All of lore.kernel.org
 help / color / mirror / Atom feed
* [PATCH 0/4] smp: Improve on cpumasks handling
@ 2025-06-06 20:27 Yury Norov
  2025-06-06 20:27 ` [PATCH 1/4] smp: Improve locality in smp_call_function_any() Yury Norov
                   ` (3 more replies)
  0 siblings, 4 replies; 6+ messages in thread
From: Yury Norov @ 2025-06-06 20:27 UTC (permalink / raw)
  To: Paul E. McKenney, Neeraj Upadhyay, Yury Norov [NVIDIA],
	Thomas Gleixner, Thorsten Blum, Zqiang, Mathieu Desnoyers,
	linux-kernel

Switch smp_call_function_*() to use more suitable cpumask API.

Yury Norov [NVIDIA] (4):
  smp: Improve locality in smp_call_function_any()
  smp: Use cpumask_any_but() in smp_call_function_many_cond()
  smp: Don't wait for remote work done if not needed in
    smp_call_function_many_cond()
  smp: Defer check for local execution in smp_call_function_many_cond()

 kernel/smp.c | 38 +++++++++-----------------------------
 1 file changed, 9 insertions(+), 29 deletions(-)

-- 
2.43.0


^ permalink raw reply	[flat|nested] 6+ messages in thread

* [PATCH 1/4] smp: Improve locality in smp_call_function_any()
  2025-06-06 20:27 [PATCH 0/4] smp: Improve on cpumasks handling Yury Norov
@ 2025-06-06 20:27 ` Yury Norov
  2025-06-06 20:27 ` [PATCH 2/4] smp: Use cpumask_any_but() in smp_call_function_many_cond() Yury Norov
                   ` (2 subsequent siblings)
  3 siblings, 0 replies; 6+ messages in thread
From: Yury Norov @ 2025-06-06 20:27 UTC (permalink / raw)
  To: Paul E. McKenney, Neeraj Upadhyay, Yury Norov [NVIDIA],
	Thomas Gleixner, Thorsten Blum, Zqiang, Mathieu Desnoyers,
	linux-kernel

From: "Yury Norov [NVIDIA]" <yury.norov@gmail.com>

smp_call_function_any() tries to make a local call as it's the cheapest
option, or switches to a CPU in the same node.

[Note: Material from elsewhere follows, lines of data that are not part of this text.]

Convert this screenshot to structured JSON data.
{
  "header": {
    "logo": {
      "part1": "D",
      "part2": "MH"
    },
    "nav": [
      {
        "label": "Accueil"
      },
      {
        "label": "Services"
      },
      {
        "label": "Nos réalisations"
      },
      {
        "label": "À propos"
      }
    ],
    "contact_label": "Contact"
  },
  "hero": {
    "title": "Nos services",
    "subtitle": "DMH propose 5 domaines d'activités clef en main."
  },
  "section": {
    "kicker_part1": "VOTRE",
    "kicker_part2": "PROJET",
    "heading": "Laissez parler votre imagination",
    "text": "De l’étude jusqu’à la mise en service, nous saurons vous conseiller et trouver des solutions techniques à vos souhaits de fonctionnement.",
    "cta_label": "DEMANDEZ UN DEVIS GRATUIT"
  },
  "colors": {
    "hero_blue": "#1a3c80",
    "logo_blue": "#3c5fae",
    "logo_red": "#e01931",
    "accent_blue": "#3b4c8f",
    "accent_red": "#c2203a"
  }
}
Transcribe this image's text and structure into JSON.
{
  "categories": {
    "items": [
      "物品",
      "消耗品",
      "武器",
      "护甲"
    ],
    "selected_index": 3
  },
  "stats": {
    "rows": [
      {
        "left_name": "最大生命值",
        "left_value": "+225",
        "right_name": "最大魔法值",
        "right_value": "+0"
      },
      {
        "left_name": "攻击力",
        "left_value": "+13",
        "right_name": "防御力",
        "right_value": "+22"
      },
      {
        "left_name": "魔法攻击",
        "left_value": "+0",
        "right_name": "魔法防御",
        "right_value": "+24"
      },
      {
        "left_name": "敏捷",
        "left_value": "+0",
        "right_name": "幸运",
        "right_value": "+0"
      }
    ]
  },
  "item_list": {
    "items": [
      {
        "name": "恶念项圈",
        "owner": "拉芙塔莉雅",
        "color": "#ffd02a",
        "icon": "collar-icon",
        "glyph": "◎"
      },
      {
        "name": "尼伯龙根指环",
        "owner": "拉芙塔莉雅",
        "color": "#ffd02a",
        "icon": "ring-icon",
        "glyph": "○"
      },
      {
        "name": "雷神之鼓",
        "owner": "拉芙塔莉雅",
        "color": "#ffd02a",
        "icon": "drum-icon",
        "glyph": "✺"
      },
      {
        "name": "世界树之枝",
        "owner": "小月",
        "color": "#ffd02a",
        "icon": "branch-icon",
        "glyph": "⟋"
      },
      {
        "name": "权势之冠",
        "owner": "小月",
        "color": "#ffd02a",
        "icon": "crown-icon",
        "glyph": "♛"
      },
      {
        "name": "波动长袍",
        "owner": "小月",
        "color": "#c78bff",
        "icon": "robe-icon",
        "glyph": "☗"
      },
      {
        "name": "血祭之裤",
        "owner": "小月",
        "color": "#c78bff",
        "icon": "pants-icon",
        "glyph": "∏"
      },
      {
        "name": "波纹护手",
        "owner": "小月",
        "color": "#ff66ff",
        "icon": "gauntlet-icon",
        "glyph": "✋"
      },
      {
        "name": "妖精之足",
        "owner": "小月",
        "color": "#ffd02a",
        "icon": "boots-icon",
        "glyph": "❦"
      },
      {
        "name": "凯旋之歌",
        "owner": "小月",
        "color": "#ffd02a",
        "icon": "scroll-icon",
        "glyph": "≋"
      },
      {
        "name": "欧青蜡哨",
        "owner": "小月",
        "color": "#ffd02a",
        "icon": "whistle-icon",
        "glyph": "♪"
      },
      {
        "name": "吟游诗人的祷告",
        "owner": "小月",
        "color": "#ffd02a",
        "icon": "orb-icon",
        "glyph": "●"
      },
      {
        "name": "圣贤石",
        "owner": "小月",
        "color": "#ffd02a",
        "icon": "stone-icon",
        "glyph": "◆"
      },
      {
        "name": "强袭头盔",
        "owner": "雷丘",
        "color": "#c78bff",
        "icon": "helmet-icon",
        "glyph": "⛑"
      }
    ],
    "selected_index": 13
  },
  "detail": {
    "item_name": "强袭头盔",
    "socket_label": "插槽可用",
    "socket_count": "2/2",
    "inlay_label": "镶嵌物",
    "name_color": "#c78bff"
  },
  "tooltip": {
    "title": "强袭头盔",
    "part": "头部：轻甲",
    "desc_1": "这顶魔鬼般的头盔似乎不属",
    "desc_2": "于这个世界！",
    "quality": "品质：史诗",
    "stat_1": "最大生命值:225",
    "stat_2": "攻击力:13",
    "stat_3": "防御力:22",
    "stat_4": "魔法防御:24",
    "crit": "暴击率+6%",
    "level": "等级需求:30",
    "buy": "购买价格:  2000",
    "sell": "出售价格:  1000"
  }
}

If it's not possible, the
algorithm gives up and searches for any CPU, in a numerical order.

Instead, we can search for the best CPU based on NUMA locality, including
2nd nearest hop (a set of equidistant nodes), and higher.

sched_numa_find_nth_cpu() does exactly that, and also helps to drop most
of housekeeping code.

Signed-off-by: Yury Norov [NVIDIA] <yury.norov@gmail.com>
---
 kernel/smp.c | 19 +++----------------
 1 file changed, 3 insertions(+), 16 deletions(-)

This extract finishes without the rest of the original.